Because when you write, you get to vent.  Which is a good thing, because you need to unload what’s bothering you to at least one person – and I get to air out my grievances to a very large audience.  So thank you for being my sounding board, and even validating my gripes (or not, as gleaned from the e-mails I get from my readers).

As I write this, Toronto is in the midst of recovering from a major ice-storm and the electricity is out. (Having been forewarned by grim-toned weather forecasters about possible power outages due to ice-laden trees crashing down on hydro lines, I fully charged my computer battery.)

Outside is a winter-white wonderland replete with dazzling trees, wires, and sidewalks seemingly wrapped in glittery silver foil.  It’s quite lovely to look at, which is about all I can do since I’m stuck indoors.  Icicle-laden tree branches are bent and hunch-backed by the frozen heaviness of their popsicle-like burden, and the voices squawking from the battery-operated transistor radio I am listening to are warning people not to go out since walkways and roads are extremely slippery, and there is real danger from falling trees.

So no visit to the gym today to burn off those Shabbat calories, but since my deadline is looming and I have a still functional computer, I may as well put my time – and the daylight – to good use and write my column.

While the weather is annoying, it’s not vent-worthy.  After all, it is late December and this beautiful but disruptive freezing rainstorm is appropriate for winter.

Now if this whacky weather had happened Pesach time, say in early April, that would be worthy of a major rant.

Or if this happened in Israel, wait, it actually did earlier this month.  Those hapless souls who found themselves cold, in the dark, and running out of food and a means to stay warm – would be totally justified if they complained, grumbled and protested. Kupfer-010314-Street

But not vent.  True venting should be strictly reserved for those sorry excuses for human beings whose self-absorbed or self-promoting actions or opinions can seriously undermine other people’s emotional or physical wellbeing.

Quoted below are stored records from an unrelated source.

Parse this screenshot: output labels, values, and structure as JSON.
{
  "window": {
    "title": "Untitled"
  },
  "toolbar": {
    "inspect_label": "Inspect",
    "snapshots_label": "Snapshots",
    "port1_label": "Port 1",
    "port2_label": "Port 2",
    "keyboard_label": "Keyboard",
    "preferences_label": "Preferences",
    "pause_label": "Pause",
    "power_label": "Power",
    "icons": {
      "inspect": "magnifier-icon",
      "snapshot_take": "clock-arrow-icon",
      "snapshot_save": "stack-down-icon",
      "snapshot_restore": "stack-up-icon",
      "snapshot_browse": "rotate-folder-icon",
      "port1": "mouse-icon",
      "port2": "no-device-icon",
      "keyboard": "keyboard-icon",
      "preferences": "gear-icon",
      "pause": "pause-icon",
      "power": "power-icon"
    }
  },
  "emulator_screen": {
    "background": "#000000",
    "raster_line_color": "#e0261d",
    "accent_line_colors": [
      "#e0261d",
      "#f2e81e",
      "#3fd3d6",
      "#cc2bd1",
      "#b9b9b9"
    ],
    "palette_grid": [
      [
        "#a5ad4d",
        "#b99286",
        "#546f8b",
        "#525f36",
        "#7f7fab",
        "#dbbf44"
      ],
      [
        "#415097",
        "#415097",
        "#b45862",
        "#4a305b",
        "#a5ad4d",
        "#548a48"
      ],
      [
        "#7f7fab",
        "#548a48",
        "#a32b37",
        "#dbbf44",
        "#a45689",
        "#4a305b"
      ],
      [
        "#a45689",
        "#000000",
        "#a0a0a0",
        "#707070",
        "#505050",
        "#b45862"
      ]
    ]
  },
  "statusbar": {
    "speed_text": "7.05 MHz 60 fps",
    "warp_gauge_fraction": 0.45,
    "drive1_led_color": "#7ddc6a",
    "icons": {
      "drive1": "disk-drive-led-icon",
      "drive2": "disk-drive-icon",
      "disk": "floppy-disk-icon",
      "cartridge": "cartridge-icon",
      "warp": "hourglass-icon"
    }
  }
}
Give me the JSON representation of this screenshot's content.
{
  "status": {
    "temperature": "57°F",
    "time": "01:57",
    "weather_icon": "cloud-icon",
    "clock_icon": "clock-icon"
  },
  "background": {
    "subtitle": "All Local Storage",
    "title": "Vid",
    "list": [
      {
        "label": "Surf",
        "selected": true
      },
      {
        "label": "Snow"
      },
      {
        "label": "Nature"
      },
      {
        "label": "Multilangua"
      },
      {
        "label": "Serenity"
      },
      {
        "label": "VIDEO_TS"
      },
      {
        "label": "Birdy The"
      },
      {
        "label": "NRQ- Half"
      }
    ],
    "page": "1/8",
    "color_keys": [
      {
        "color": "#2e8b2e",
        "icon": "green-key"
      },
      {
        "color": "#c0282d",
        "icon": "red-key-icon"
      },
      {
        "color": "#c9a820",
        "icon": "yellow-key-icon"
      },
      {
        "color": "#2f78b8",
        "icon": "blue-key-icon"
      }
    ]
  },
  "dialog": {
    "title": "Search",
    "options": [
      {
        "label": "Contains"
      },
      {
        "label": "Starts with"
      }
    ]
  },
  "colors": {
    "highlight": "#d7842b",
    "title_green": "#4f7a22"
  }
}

A mild version of an action that is vent-worthy comes courtesy of those individuals who almost bump into you because they are walking with their heads down as they look at their phones. I have gingerly stepped out of their way on many occasions, since I have learned that walking distracted can be mutually dangerous.

In fact, there was an item in the news recently about a woman visiting Australia who mindlessly walked off a pier because she was so engrossed in her Facebook page on her phone.  Luckily for her, other people weren’t so pre-occupied and noticed her plunge into the water and rescued her.

Those who drive distracted with their phones on their laps, obliviously going through red lights or careening onto sidewalks – or who drive impaired due to alcohol, drugs or lack of sleep bring venting to a whole other level.  The narcissistic selfishness that they indulge in and their blatant disregard for the well-being of others is beyond contempt.

Going back to blizzards and ice-storms, ranked at number one in reasons for me to vent and purge myself of toxic rage is the vocalizing of some individuals who claim to know how Hashem runs the world – and piously opined that the bizarre and devastating snowstorm in Israel was Hashem’s way of showing his displeasure at the Israeli government for legislating the drafting of yeshiva bochrim into the IDF and for government cut backs of subsidies that support yeshivot and learning.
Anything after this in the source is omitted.